Call it Jurassic Park for geniuses. Rather than extracting DNA from amber in order to reproduce dinosaurs, these researchers are attempting to extract DNA from paintings, notebooks, or the artist’s physical remains in order to reproduce the genius of Leonardo da Vinci.
It’s called the Leonardo Project. From humble beginnings in Tuscany, Leonardo rose to exceptional heights of achievement and insight across multiple disciplines at once. His prodigious artistic and intellectual creativity are legendary; notebook after notebook overflows with sketches and studies, designs and inventions decades or centuries ahead of their time. So if you want to unravel the secrets of genius, Leonardo is a promising place to start. The project hopes to have a fully sequenced genome by 2019, the 500th anniversary of his death.
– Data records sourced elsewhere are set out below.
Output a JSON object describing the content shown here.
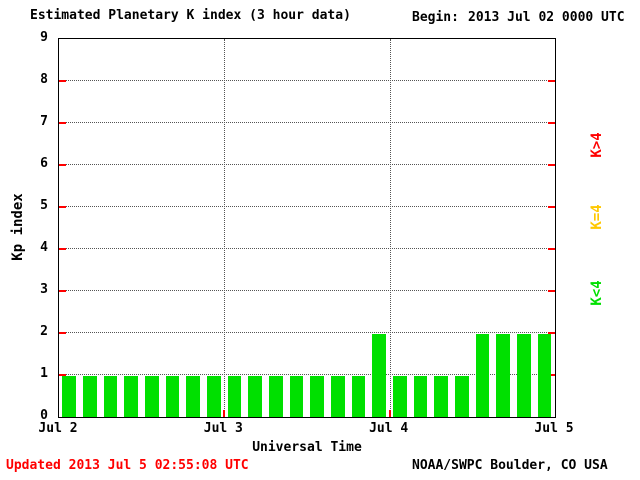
{
  "title": "Estimated Planetary K index (3 hour data)",
  "begin": {
    "label": "Begin:",
    "value": "2013 Jul 02 0000 UTC"
  },
  "axes": {
    "y_label": "Kp index",
    "x_label": "Universal Time",
    "tick_color": "#ff0000",
    "grid_color": "#555555"
  },
  "legend": {
    "position": "right",
    "items": [
      {
        "label": "K>4",
        "color": "#ff0000"
      },
      {
        "label": "K=4",
        "color": "#ffc800"
      },
      {
        "label": "K<4",
        "color": "#00e000"
      }
    ]
  },
  "footer": {
    "updated": "Updated 2013 Jul 5 02:55:08 UTC",
    "source": "NOAA/SWPC Boulder, CO USA"
  },
  "chart_data": {
    "type": "bar",
    "title": "Estimated Planetary K index (3 hour data)",
    "begin": "2013 Jul 02 0000 UTC",
    "xlabel": "Universal Time",
    "ylabel": "Kp index",
    "ylim": [
      0,
      9
    ],
    "yticks": [
      0,
      1,
      2,
      3,
      4,
      5,
      6,
      7,
      8,
      9
    ],
    "x_day_ticks": [
      "Jul 2",
      "Jul 3",
      "Jul 4",
      "Jul 5"
    ],
    "interval_hours": 3,
    "grid": "dotted",
    "legend_position": "right",
    "bar_colors": {
      "lt4": "#00e000",
      "eq4": "#ffc800",
      "gt4": "#ff0000"
    },
    "values": [
      1,
      1,
      1,
      1,
      1,
      1,
      1,
      1,
      1,
      1,
      1,
      1,
      1,
      1,
      1,
      2,
      1,
      1,
      1,
      1,
      2,
      2,
      2,
      2
    ]
  }
}
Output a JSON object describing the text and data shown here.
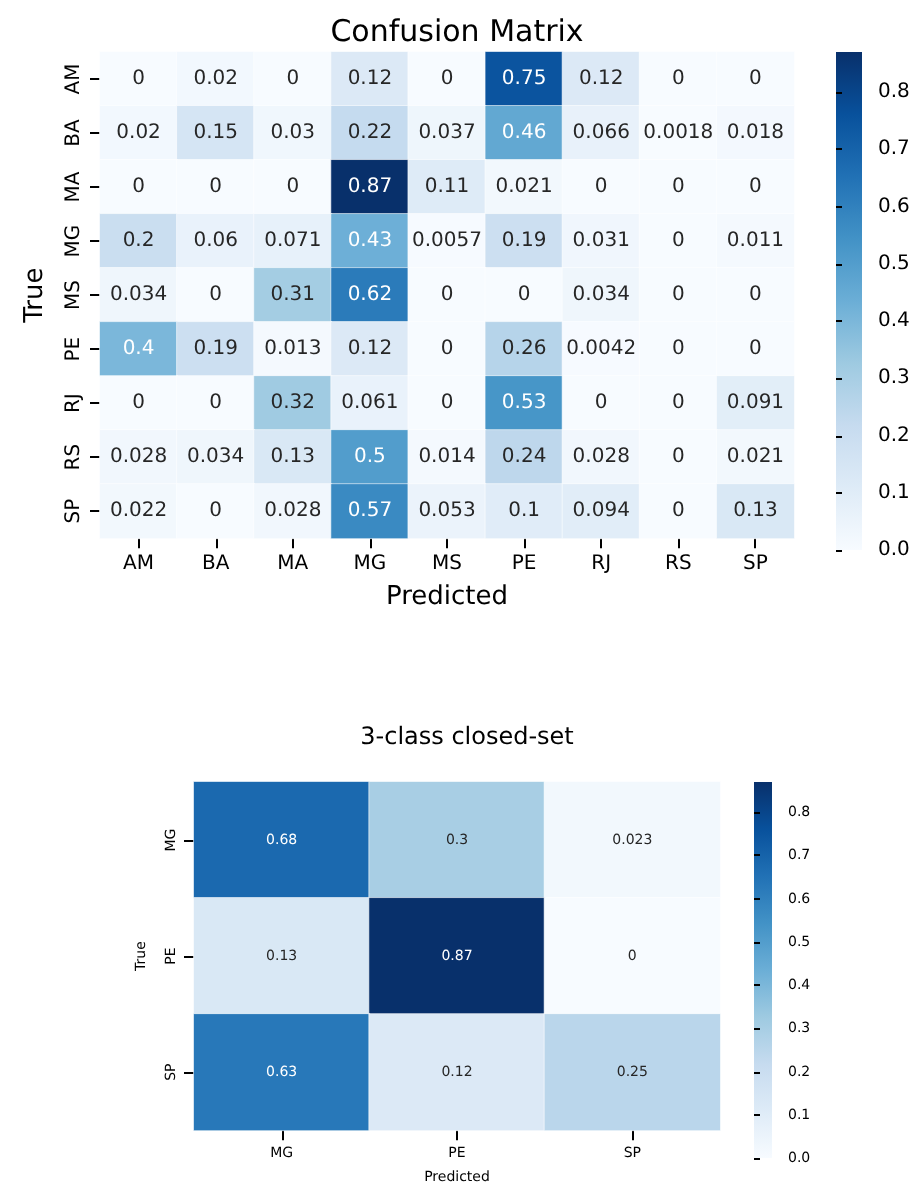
{
  "chart_data": [
    {
      "type": "heatmap",
      "title": "Confusion Matrix",
      "xlabel": "Predicted",
      "ylabel": "True",
      "categories": [
        "AM",
        "BA",
        "MA",
        "MG",
        "MS",
        "PE",
        "RJ",
        "RS",
        "SP"
      ],
      "y_categories": [
        "AM",
        "BA",
        "MA",
        "MG",
        "MS",
        "PE",
        "RJ",
        "RS",
        "SP"
      ],
      "cells": [
        [
          0,
          0.02,
          0,
          0.12,
          0,
          0.75,
          0.12,
          0,
          0
        ],
        [
          0.02,
          0.15,
          0.03,
          0.22,
          0.037,
          0.46,
          0.066,
          0.0018,
          0.018
        ],
        [
          0,
          0,
          0,
          0.87,
          0.11,
          0.021,
          0,
          0,
          0
        ],
        [
          0.2,
          0.06,
          0.071,
          0.43,
          0.0057,
          0.19,
          0.031,
          0,
          0.011
        ],
        [
          0.034,
          0,
          0.31,
          0.62,
          0,
          0,
          0.034,
          0,
          0
        ],
        [
          0.4,
          0.19,
          0.013,
          0.12,
          0,
          0.26,
          0.0042,
          0,
          0
        ],
        [
          0,
          0,
          0.32,
          0.061,
          0,
          0.53,
          0,
          0,
          0.091
        ],
        [
          0.028,
          0.034,
          0.13,
          0.5,
          0.014,
          0.24,
          0.028,
          0,
          0.021
        ],
        [
          0.022,
          0,
          0.028,
          0.57,
          0.053,
          0.1,
          0.094,
          0,
          0.13
        ]
      ],
      "data_labels": true,
      "clim": [
        0,
        0.87
      ],
      "cticks": [
        {
          "value": 0,
          "label": "0.0"
        },
        0.1,
        0.2,
        0.3,
        0.4,
        0.5,
        0.6,
        0.7,
        0.8
      ]
    },
    {
      "type": "heatmap",
      "title": "3-class closed-set",
      "xlabel": "Predicted",
      "ylabel": "True",
      "categories": [
        "MG",
        "PE",
        "SP"
      ],
      "y_categories": [
        "MG",
        "PE",
        "SP"
      ],
      "cells": [
        [
          0.68,
          0.3,
          0.023
        ],
        [
          0.13,
          0.87,
          0
        ],
        [
          0.63,
          0.12,
          0.25
        ]
      ],
      "data_labels": true,
      "clim": [
        0,
        0.87
      ],
      "cticks": [
        {
          "value": 0,
          "label": "0.0"
        },
        0.1,
        0.2,
        0.3,
        0.4,
        0.5,
        0.6,
        0.7,
        0.8
      ]
    }
  ]
}
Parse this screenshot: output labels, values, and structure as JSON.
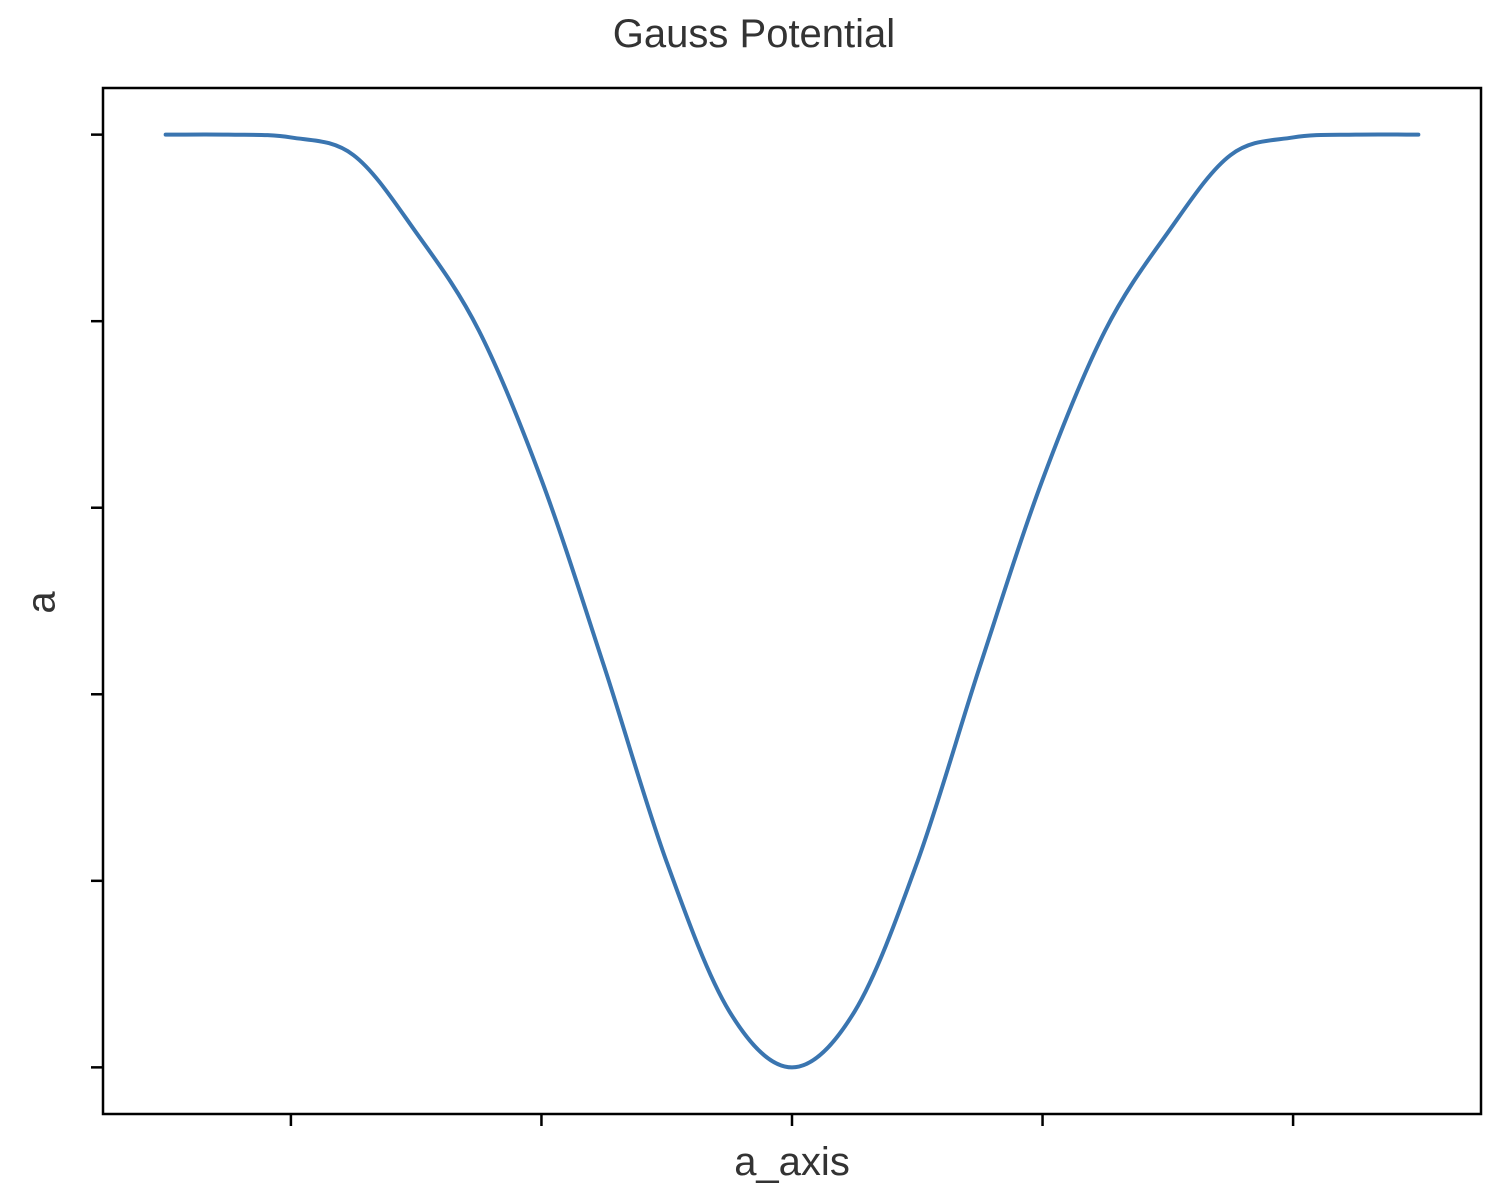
{
  "chart_data": {
    "type": "line",
    "title": "Gauss Potential",
    "xlabel": "a_axis",
    "ylabel": "a",
    "xlim": [
      -2.75,
      2.75
    ],
    "ylim": [
      -1.05,
      0.05
    ],
    "x_ticks": [
      -2,
      -1,
      0,
      1,
      2
    ],
    "y_ticks": [
      -1.0,
      -0.8,
      -0.6,
      -0.4,
      -0.2,
      0.0
    ],
    "tick_labels_shown": false,
    "grid": false,
    "legend": "none",
    "series": [
      {
        "color": "#3a75b0",
        "x": [
          -2.5,
          -2.25,
          -2.0,
          -1.75,
          -1.5,
          -1.25,
          -1.0,
          -0.75,
          -0.5,
          -0.25,
          0.0,
          0.25,
          0.5,
          0.75,
          1.0,
          1.25,
          1.5,
          1.75,
          2.0,
          2.25,
          2.5
        ],
        "y": [
          0.0,
          0.0,
          -0.003,
          -0.022,
          -0.105,
          -0.21,
          -0.37,
          -0.57,
          -0.78,
          -0.94,
          -1.0,
          -0.94,
          -0.78,
          -0.57,
          -0.37,
          -0.21,
          -0.105,
          -0.022,
          -0.003,
          0.0,
          0.0
        ]
      }
    ]
  }
}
As the National Geographic series on “Genius” makes clear, however, it is only one of many ways in which scientists and scholars study genius.
The questions they ask are fundamental. The capacity of the human mind to imagine, to create, to synthesize information in new ways, to perceive new solutions where none had been seen before, is fundamental to the human story. Why is it that some human minds remain forever embedded in their customary, inherited ways of understanding the world when others rise above the rest to write War and Peace, develop the theory of relativity, cure diseases, and develop technologies that transform the world? Why do some minds proceed along a normal developmental path, while others are like Terence Tao, who scored a 760 SAT score in mathematics when he was 7 years old?
What exactly is genius, anyway? To what extent is it genetically encoded, and to what extent is it cultivated through families, education, and social stimuli? Are there ways in which we can – and should – encourage the development of genius?